Akyuz Mehmet, Besnili Seyda, Magat Guldane, Ceylan Murat
Oral and Maxillofacial Radiologist, Denizli Oral and Dental Health Center, Denizli, Türkiye.
Software Engineer at a Private Company, Konya, Türkiye.
BMC Oral Health. 2025 May 28;25(1):828. doi: 10.1186/s12903-025-06196-8.
Ponticulus posticus (PP) is a bony structure in the cervical spine, often difficult to identify in radiographic images, and its detection is important for both orthodontic diagnosis and clinical decision-making related to craniovertebral pathologies. The purpose of this study is to develop a deep learning-based approach for detecting the PP in lateral cephalometric radiographs using the YOLOv8-seg model.
This retrospective study analyzed a dataset of 1000 anonymized lateral cephalometric radiographs, focusing on the segmentation and detection of the PP. Images were resized to 640 × 640 pixels and labeled by two experienced dentomaxillofacial radiologists. The YOLOv8-seg model, designed for segmentation tasks, was trained over 100 epochs with a batch size of sixteen, using pre-trained weights from the COCO dataset. Model performance was evaluated using precision, recall, mean average precision (mAP), and F1 score metrics.
The YOLOv8s-seg model demonstrated high accuracy in detecting the PP, with a precision of 62.81%, recall of 88.7%, mAP50 of 75.27%, mAP95 of 62.28%, and an F1 score of 73.54%. Even in cases where the boundaries of the C1 cervical vertebra were not clearly distinguishable, the model performed effectively, suggesting its reliability in clinical applications.
The proposed YOLOv8-seg model shows promising potential for improving the accuracy and efficiency of PP detection in lateral cephalometric radiographs.
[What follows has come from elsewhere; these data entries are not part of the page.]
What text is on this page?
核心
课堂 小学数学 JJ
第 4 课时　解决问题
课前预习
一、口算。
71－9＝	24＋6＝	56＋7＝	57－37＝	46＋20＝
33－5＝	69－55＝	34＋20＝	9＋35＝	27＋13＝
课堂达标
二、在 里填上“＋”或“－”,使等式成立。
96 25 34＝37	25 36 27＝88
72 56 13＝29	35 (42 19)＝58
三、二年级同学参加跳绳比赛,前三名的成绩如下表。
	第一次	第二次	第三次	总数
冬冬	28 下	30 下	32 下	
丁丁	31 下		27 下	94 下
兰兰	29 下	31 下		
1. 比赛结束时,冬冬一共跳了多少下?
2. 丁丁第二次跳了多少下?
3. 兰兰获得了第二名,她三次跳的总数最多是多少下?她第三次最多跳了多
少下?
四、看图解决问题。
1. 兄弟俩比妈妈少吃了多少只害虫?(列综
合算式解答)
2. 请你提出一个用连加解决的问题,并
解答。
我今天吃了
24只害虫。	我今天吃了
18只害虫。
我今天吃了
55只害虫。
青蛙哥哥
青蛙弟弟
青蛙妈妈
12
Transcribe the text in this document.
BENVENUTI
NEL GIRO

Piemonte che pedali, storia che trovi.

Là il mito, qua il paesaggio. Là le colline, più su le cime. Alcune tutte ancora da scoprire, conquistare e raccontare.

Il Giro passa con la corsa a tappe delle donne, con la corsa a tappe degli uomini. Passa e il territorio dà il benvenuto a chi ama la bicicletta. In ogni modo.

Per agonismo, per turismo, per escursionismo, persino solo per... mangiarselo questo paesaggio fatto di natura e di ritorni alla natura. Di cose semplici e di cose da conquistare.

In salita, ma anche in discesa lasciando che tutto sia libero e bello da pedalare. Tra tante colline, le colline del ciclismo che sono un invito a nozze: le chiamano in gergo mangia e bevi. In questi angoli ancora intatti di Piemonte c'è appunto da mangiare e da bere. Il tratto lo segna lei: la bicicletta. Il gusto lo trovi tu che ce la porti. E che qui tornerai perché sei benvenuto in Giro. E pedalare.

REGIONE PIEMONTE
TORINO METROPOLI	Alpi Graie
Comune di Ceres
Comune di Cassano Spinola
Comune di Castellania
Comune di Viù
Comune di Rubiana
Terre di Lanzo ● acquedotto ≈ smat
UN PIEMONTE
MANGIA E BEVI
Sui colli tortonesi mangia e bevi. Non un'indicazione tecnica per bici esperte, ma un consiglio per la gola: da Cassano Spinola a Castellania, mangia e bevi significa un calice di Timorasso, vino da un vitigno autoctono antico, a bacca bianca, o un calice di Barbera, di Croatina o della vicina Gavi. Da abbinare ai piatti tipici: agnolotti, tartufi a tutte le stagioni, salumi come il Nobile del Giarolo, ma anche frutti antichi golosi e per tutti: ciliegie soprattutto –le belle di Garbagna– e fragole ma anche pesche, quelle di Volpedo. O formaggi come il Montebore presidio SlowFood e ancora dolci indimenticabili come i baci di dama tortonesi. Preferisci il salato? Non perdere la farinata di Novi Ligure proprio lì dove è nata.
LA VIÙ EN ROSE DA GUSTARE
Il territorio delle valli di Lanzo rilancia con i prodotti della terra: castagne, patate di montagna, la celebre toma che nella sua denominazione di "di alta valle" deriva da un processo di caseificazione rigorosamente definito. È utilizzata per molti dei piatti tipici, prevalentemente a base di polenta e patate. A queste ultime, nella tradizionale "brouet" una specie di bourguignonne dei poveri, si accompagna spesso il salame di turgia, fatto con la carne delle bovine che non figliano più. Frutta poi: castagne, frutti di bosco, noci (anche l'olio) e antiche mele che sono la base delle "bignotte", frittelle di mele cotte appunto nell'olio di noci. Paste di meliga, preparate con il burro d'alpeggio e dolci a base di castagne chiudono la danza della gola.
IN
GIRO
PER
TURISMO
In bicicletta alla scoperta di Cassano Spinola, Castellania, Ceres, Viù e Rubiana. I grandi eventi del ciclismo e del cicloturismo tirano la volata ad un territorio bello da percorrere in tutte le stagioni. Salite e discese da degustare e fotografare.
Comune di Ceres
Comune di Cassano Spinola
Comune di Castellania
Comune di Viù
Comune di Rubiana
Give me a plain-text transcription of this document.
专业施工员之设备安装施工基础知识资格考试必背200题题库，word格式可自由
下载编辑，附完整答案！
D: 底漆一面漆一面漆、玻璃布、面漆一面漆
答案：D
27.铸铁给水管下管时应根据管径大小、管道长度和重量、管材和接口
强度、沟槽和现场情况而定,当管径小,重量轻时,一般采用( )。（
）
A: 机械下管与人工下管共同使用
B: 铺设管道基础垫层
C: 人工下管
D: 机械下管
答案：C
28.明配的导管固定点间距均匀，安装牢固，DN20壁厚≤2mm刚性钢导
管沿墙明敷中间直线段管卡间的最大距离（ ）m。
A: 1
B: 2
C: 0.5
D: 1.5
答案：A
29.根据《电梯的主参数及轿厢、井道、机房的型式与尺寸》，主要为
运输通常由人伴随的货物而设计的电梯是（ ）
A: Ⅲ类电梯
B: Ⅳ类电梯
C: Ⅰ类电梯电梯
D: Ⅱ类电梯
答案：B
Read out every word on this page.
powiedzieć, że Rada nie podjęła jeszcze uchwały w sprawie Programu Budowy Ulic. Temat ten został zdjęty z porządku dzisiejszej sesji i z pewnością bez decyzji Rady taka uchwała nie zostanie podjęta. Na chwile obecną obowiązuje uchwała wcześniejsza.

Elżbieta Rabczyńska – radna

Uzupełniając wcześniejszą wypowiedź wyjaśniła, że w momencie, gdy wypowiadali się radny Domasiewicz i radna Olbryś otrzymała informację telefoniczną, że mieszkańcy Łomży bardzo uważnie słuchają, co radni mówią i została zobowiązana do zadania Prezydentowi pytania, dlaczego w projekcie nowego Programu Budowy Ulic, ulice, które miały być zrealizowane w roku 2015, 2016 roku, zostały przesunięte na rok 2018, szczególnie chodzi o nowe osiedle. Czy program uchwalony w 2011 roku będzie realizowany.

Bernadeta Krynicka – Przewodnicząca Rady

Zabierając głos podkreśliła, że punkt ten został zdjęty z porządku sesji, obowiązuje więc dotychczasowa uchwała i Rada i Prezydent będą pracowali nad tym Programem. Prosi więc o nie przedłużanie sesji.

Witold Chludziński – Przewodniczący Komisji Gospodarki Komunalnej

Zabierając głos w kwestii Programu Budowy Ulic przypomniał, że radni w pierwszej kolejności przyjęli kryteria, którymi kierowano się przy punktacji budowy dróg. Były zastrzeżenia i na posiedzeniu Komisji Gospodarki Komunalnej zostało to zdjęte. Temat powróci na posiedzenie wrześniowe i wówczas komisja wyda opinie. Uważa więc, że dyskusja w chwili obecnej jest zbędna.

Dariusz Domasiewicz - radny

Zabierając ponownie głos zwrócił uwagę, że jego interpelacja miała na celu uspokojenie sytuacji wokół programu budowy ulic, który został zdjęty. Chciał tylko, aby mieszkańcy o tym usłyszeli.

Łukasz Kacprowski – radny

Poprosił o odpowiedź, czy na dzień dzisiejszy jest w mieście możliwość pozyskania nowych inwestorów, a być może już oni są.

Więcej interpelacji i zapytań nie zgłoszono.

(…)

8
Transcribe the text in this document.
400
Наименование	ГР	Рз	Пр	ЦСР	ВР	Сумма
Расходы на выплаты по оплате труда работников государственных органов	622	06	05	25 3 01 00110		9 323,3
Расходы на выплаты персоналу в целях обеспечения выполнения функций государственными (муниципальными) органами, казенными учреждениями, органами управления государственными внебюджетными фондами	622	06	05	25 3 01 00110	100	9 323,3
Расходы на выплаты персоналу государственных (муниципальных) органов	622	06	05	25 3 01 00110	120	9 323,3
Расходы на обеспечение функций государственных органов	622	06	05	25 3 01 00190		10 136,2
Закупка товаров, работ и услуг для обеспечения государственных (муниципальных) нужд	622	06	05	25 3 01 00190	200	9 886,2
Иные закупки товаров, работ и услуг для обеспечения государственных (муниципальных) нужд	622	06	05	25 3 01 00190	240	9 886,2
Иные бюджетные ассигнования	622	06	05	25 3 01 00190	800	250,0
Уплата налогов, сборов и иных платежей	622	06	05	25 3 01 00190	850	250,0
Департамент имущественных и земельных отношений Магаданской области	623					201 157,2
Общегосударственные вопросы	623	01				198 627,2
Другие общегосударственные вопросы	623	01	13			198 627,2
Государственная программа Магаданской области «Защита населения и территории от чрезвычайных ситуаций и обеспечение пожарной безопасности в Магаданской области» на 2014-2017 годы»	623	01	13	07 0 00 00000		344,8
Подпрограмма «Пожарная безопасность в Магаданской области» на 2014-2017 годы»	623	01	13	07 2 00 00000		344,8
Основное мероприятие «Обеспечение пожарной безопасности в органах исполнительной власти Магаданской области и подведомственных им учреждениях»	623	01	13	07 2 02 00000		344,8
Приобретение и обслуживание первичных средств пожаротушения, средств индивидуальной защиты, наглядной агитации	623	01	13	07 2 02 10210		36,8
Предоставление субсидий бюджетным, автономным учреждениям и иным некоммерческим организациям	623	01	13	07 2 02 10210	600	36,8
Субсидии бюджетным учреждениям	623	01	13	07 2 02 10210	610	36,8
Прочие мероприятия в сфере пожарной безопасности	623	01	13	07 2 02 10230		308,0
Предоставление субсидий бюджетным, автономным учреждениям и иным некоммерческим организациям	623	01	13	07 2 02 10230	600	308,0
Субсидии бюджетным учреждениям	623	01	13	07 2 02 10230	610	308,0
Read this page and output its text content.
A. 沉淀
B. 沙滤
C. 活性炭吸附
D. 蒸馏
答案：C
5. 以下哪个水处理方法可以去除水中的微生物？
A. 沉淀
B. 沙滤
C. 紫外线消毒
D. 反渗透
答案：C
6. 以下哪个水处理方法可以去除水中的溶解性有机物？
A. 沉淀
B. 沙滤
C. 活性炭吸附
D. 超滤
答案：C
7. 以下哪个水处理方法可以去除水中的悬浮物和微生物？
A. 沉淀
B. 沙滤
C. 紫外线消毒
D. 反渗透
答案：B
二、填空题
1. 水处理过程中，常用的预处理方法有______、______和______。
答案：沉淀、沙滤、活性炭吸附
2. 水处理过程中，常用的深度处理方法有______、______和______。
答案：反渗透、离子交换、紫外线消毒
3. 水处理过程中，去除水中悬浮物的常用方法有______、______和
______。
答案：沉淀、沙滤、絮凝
By integrating AI into the diagnostic process, orthodontic practices can benefit from more precise and reliable identification of small but clinically significant anatomical structures, ultimately enhancing patient care and diagnostic accuracy.
后小 Ponticulus posticus(PP)是颈椎中的一种骨结构,在放射影像中常难以识别,其检测对于正畸诊断和与颅颈病理相关的临床决策都很重要。本研究的目的是开发一种基于深度学习的方法,使用 YOLOv8-seg 模型在头颅侧位 X 光片中检测 PP。
这项回顾性研究分析了 1000 张匿名头颅侧位 X 光片的数据集,重点是 PP 的分割和检测。图像被调整为 640×640 像素,并由两名经验丰富的口腔颌面放射科医生进行标注。为分割任务设计的 YOLOv8-seg 模型使用来自 COCO 数据集的预训练权重,在 100 个轮次上进行训练,批次大小为 16。使用精确率、召回率、平均精度均值(mAP)和 F1 分数指标评估模型性能。
YOLOv8s-seg 模型在检测 PP 方面表现出较高的准确性,精确率为 62.81%,召回率为 88.7%,mAP50 为 75.27%,mAP95 为 62.28%,F1 分数为 73.54%。即使在第一颈椎边界无法清晰区分的情况下,该模型也能有效运行,表明其在临床应用中的可靠性。
所提出的 YOLOv8-seg 模型在提高头颅侧位 X 光片中 PP 检测的准确性和效率方面显示出有前景的潜力。通过将人工智能整合到诊断过程中,正畸实践可以从更精确和可靠地识别虽小但具有临床意义的解剖结构中受益,最终提高患者护理水平和诊断准确性。